Committing to work out every day is a big goal. Whether you do P90X or run, simply sticking with a challenging daily schedule is an accomplishment in itself. But if you want to know which is best for you, there are a few factors to consider. Take into account the energy requirements and convenience of the workouts as well as your need for rest.
According to research commissioned by the American Council on Exercise, the energy expenditure from P90X is "very comparable to jogging." Jogging has a metabolic equivalent task value of 8 -- meaning that your body burns eight times as much energy jogging as it does resting. The MET value for P90X ranges from a value of 6.7 for the "Chest, Shoulders & Triceps" workout to 10.8 for "Plyometrics." But if you're a fast runner you'll burn more daily calories running than with P90X; running at a speed of 8 mph has a MET value of 13.5.
Convenience and Equipment
P90X has the advantage of being an indoor workout. This can be a real advantage on rainy, cold or excessively hot days if you're committed to sticking with a seven-day-a-week schedule. If you run every day you will either need to deal with the elements or you'll need to have access to a treadmill. But aside from that you won't need any special equipment for running except for a pair of running shoes and appropriate clothing. For P90X you'll need to invest in dumbbells or resistance bands, a chin-up bar and a yoga mat.

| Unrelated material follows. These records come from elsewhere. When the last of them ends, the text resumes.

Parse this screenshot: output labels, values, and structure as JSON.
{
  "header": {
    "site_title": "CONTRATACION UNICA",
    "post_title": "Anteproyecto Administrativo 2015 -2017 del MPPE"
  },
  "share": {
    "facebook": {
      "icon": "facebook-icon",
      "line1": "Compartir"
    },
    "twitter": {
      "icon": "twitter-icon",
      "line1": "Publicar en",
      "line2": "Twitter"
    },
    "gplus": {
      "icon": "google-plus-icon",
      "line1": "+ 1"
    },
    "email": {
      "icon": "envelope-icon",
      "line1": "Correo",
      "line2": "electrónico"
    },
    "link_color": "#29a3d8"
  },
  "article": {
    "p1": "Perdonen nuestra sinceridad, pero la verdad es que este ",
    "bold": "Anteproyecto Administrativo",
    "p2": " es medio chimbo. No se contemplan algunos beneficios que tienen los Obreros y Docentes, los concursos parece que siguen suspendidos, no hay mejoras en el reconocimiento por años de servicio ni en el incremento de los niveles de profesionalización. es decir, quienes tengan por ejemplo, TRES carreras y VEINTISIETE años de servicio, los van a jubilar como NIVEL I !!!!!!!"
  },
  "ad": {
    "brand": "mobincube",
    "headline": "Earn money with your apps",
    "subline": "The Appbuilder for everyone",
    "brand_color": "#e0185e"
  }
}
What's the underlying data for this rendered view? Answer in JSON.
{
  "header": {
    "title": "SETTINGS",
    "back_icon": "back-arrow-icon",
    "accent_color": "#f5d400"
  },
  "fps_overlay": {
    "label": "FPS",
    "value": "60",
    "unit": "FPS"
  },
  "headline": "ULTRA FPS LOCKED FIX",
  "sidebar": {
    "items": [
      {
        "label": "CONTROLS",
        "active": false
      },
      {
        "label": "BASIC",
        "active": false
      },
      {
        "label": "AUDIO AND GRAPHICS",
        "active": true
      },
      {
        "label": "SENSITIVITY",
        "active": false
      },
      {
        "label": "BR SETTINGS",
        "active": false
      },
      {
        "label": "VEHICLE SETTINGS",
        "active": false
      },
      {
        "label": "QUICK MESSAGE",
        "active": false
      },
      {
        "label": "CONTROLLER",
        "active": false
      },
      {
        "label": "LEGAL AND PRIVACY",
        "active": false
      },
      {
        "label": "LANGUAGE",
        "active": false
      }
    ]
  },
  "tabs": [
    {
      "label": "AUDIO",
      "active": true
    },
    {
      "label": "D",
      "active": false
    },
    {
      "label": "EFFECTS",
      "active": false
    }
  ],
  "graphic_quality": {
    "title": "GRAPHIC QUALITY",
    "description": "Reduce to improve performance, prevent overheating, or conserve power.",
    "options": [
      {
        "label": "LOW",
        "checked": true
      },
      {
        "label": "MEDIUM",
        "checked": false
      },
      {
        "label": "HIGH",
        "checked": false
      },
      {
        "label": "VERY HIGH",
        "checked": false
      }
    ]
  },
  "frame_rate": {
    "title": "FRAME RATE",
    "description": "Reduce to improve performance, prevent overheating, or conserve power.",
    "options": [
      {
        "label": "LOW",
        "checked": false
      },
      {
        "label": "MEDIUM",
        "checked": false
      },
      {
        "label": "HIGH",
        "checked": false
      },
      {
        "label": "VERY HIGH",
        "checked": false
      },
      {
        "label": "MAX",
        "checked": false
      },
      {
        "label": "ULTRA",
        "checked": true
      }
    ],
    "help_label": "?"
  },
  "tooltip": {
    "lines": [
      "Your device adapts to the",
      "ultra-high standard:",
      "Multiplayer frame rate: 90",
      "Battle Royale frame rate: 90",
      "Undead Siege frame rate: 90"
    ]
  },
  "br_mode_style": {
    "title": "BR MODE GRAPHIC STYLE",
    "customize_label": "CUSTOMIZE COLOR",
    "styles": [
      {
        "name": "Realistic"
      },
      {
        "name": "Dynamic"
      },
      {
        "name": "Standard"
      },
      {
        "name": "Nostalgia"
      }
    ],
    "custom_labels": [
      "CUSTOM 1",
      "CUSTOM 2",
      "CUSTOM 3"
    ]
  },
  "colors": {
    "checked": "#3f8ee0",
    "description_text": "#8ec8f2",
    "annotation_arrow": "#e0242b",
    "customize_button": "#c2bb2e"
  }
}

You may not be able to run every day. According to the University of Rochester, most untrained runners can manage to run for at least 10 minutes everyday but according to Columbia Health's Go Ask Alice! website, some people may need multiple rest days per week. P90X includes one day of active recovery with a stretching routine. If you need a day to take it easy, P90X may be the better choice.

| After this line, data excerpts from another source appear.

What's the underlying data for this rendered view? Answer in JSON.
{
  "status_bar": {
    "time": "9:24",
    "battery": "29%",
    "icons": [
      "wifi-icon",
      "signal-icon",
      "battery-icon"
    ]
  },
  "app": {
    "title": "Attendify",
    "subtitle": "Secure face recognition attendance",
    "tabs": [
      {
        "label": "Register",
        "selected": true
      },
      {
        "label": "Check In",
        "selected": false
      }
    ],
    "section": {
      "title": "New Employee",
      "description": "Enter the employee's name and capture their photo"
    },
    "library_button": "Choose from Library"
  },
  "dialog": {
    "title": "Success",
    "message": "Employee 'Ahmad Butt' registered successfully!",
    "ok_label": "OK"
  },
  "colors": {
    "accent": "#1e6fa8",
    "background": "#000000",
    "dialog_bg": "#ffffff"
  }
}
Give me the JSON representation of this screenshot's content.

Deciding which activity is best for your daily routine comes down to your own personal needs and preferences. Both running and P90X offer health benefits; what's important is to choose the workout that you can stick with. Consult a doctor before starting either program. Your doctor can tell you if you're ready to workout on a daily basis. It can also be beneficial to talk to a personal trainer who can help you design your overall workout plan.